The Gubal has some similarities to the Hang but also some important differences that caused its developers to give the instrument a new name.

== Description ==

Like the Hang the Gubal is played with the hands and combines the sounds of a ring of seven tone fields on the upper side of the instrument with the sound of the air in the vessel, the Helmholtz resonance.

Different from the Hang the Gu, a round resonance opening with an inward looking neck, is placed in the center of the upper side of the instrument. It is surrounded by an elastic area, the Ringding. Here the player can stimulate the Helmholtz resonance more strongly than with the Hang generating a strong bass sound. Due to a hemispherical extension on the bottom side of the instrument, called the Gugel, the pitch of the resonance is 78 hertz (E♭_{2}). By inserting a hand into the opening the player can lower this pitch and is able to play different bass tones.

The Ringding is tuned to four partial tones: E♭_{3}, B♭_{3}, E♭_{4} and G_{5}. This way it serves a double function: It is a sound source itself as well as the place to excite the bass sound of the Helmholtz resonance.

The Ringding is surrounded by the ring of seven tone fields created with the hammer and tuned to the notes B♭_{3}, C_{4}, D♭_{4}, E♭_{4}, F_{4}, G_{4} and B♭_{4}.

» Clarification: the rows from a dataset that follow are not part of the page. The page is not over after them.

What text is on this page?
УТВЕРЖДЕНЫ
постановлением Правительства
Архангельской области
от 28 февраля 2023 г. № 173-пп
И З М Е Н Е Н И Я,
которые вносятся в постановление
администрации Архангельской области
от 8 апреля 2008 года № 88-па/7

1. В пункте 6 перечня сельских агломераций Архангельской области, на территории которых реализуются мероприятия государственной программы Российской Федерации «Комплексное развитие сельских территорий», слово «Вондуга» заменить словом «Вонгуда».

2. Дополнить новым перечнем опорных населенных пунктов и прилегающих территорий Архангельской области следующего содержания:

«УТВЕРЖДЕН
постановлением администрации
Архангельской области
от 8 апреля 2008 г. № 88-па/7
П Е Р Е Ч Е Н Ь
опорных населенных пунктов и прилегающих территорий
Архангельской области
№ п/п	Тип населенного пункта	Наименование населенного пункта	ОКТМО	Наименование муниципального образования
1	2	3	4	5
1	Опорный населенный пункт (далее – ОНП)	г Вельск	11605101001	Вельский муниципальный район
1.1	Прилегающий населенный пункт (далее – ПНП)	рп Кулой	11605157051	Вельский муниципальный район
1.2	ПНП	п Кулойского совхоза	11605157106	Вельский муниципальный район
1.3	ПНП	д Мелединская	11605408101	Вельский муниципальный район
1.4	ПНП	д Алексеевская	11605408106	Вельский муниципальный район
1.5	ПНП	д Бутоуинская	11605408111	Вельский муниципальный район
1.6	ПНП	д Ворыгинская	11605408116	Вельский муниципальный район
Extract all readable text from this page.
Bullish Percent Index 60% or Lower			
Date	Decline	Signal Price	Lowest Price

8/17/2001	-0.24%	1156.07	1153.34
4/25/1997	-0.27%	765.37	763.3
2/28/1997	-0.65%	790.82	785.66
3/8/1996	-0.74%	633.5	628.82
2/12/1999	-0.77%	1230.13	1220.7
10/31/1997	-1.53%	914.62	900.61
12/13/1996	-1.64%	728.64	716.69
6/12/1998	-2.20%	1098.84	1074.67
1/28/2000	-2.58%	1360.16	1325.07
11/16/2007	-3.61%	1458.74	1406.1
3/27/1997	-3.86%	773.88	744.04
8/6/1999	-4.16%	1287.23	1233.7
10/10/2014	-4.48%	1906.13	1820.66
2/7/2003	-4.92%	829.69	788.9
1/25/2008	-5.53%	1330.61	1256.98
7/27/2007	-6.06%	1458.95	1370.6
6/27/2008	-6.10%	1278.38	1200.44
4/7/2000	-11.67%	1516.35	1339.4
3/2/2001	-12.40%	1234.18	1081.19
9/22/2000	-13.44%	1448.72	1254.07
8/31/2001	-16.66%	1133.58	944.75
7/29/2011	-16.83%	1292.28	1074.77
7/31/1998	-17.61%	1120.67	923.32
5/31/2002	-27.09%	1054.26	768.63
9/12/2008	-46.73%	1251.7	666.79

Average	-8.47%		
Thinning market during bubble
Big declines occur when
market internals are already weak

== The Gubal as part of the Pang ensemble ==

While Felix Rohner and Sabina Schärer understood the Hang as an instrument for the personal use by a single player, they emphasized the potential of the Gubal to be joined by other instruments. However, as most instruments are potentially much louder than the Gubal they faced the problem that instrumental partners drown out the Gubal. Therefore, they began to develop additional Pang instruments optimized as partners for the Gubal. In autumn 2015 the Hang Gudu was introduced and in 2016 three Pang string instruments and the Hang Urgu. This way the Pang ensemble was established. On its website PANArt describes the focus of its current work as follows:

"The call of iron has led PANArt to collective play, out of the relaxing spherical cocoon of the Hang's individual character, and into the excitement of the pulsating music of the ensemble. Together with the string instruments, a new field of musical communication has opened."